Regarding the online control mechanisms, we observed that the variability profiles in conditions NF and NB were also rather similar, in both magnitude and shape (Fig. 4). In Pham and Hicheur (2009), we interpreted the nonmonotonic profiles observed in condition NF as reflecting the existence of online control mechanisms even in absence of vision. We decomposed this profile as the sum of (i) a bump-shape profile, which is already present in condition VF and which presumably results from the interplay between execution noise and optimal feedback control [in condition VF, this bump shape can be explained as follows: at t = 0 and t = 1, the variability is close to 0 since the initial and final positions are fixed. In between, execution noise makes actual trajectories deviate from the average trajectory. An optimal feedback controller would correct only the deviations that interfere with the task (i.e. reaching the desired final position at t = 1); those that are not corrected by the controller would then accumulate and give rise to a bump around the middle of the variability profile (Pham and Hicheur 2009)] and of (ii) a linearly increasing profile, which is related to the state estimation errors caused by the absence of visual feedbacks. Here, the variability profiles observed in angled targets in condition NB were also nonmonotonic and bear important resemblances with the profiles observed in condition NF. This suggests that the two-source decomposition mentioned above may also hold, at least qualitatively, for nonvisual backward locomotion, strengthening thereby the hypothesis that optimal feedback control underlies nonvisual locomotion (i.e. that, in nonvisual locomotion, the subjects make optimal online feedbacks towards an estimated position of the target) in general.

Motor independence of trajectory formation

How locomotor trajectories are affected by a severe reorganization of the walking patterns was investigated here. Despite the differences between stepping motor patterns at the leg level during forward and backward walking (in addition to the perceptual level previously discussed), both the observed average trajectories and the variability profiles were strikingly similar in conditions VF and VB, suggesting similar open-loop and online control mechanisms in the production of whole-body trajectories in these two conditions. This further strengthens the hypothesis that the CNS plans and controls goal-oriented locomotion at the level of whole-body trajectories in space and, to some extent, independently of the motor implementation level. Then, a detailed motor strategy (in terms of foot placements, muscular activations, intersegmental coordination, etc.) would be produced to actually implement these trajectories. This can be related to the classical observation that arm movements are planned at the level of hand trajectory in space (see e.g. Morasso 1981, Atkeson and Hollerbach 1985) or, more recently, to the results of Steck and colleagues (2009), who showed that the estimation of homing distance in desert ants is preserved despite severe disturbance of walking behaviour following limb loss.

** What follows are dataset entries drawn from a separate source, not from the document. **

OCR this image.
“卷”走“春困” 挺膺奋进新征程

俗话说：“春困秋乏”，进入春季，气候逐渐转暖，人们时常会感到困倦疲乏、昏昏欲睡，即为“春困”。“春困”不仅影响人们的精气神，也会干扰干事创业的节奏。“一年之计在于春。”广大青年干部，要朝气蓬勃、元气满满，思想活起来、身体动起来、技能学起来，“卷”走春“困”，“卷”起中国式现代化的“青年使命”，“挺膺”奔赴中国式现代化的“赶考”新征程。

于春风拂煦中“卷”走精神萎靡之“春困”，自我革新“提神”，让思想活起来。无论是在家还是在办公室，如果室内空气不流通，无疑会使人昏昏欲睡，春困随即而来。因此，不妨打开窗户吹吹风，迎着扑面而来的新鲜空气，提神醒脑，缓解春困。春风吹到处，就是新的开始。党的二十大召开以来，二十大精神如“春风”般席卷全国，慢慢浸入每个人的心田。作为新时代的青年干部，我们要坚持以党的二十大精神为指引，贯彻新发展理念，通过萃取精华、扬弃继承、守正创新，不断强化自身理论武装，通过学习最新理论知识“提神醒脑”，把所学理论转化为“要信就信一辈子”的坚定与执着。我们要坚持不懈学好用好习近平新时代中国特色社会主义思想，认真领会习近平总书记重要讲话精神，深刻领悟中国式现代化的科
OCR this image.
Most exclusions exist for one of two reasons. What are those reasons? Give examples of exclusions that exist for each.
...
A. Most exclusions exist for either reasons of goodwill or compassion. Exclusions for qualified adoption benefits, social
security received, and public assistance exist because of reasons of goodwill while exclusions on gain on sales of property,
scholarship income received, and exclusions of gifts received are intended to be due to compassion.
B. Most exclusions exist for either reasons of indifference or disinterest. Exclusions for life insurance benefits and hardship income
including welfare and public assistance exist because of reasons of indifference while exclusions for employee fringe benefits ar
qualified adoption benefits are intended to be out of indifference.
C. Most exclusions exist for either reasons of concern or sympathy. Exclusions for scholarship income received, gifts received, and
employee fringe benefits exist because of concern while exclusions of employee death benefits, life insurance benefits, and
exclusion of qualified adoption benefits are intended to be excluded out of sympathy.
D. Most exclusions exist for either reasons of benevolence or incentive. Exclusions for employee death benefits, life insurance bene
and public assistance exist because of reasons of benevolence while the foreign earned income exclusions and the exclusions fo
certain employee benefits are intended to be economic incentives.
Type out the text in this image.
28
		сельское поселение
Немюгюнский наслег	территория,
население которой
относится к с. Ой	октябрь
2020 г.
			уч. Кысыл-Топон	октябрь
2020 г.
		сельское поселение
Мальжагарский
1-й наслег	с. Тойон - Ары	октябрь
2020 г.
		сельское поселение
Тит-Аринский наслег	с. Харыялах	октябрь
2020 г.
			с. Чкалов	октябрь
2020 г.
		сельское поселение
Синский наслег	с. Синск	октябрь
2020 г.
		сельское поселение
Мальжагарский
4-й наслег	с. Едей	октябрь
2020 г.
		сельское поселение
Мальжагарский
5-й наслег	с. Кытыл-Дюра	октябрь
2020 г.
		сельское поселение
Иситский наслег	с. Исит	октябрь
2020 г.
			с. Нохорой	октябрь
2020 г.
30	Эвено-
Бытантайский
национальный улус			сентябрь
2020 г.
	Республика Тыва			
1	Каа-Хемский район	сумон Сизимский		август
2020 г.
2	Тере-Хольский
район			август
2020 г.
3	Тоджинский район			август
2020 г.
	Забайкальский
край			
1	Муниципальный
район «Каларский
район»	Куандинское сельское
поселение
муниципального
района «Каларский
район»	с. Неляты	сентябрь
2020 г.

We noted, however, some limitations to our experimental findings. For targets 4W and 5W which impose inflection points in the trajectories, the differences between the average trajectories in the VF and VB conditions were higher than for the other targets (see “Results”). Since the existence of inflection points may dramatically increase the complexity of the task, bio-mechanical differences may play a greater role in shaping the trajectories. In the same vein, it could be noted that, in highly constrained tasks (such as avoidance tasks: Patla et al. 1999), the foot placement may become stereotyped and precisely monitored by the CNS, which contrasts with the highly variable foot placement patterns observed in free-environment experiments (Hicheur et al. 2007).

In conclusion, our observations argue in favour of the hypothesis that the open-loop component in the control of whole-body trajectories is mostly independent of the detailed sensory and motor implementation. Such a control could in turn be based on the maximization of trajectory smoothness (Pham et al. 2007, Pham and Hicheur 2009) or on geometrical invariance principles (for instance Bennequin et al. 2009 showed that the locomotor speed along complex trajectories obeys a mixture of Euclidian, equi-affine and affine invariances).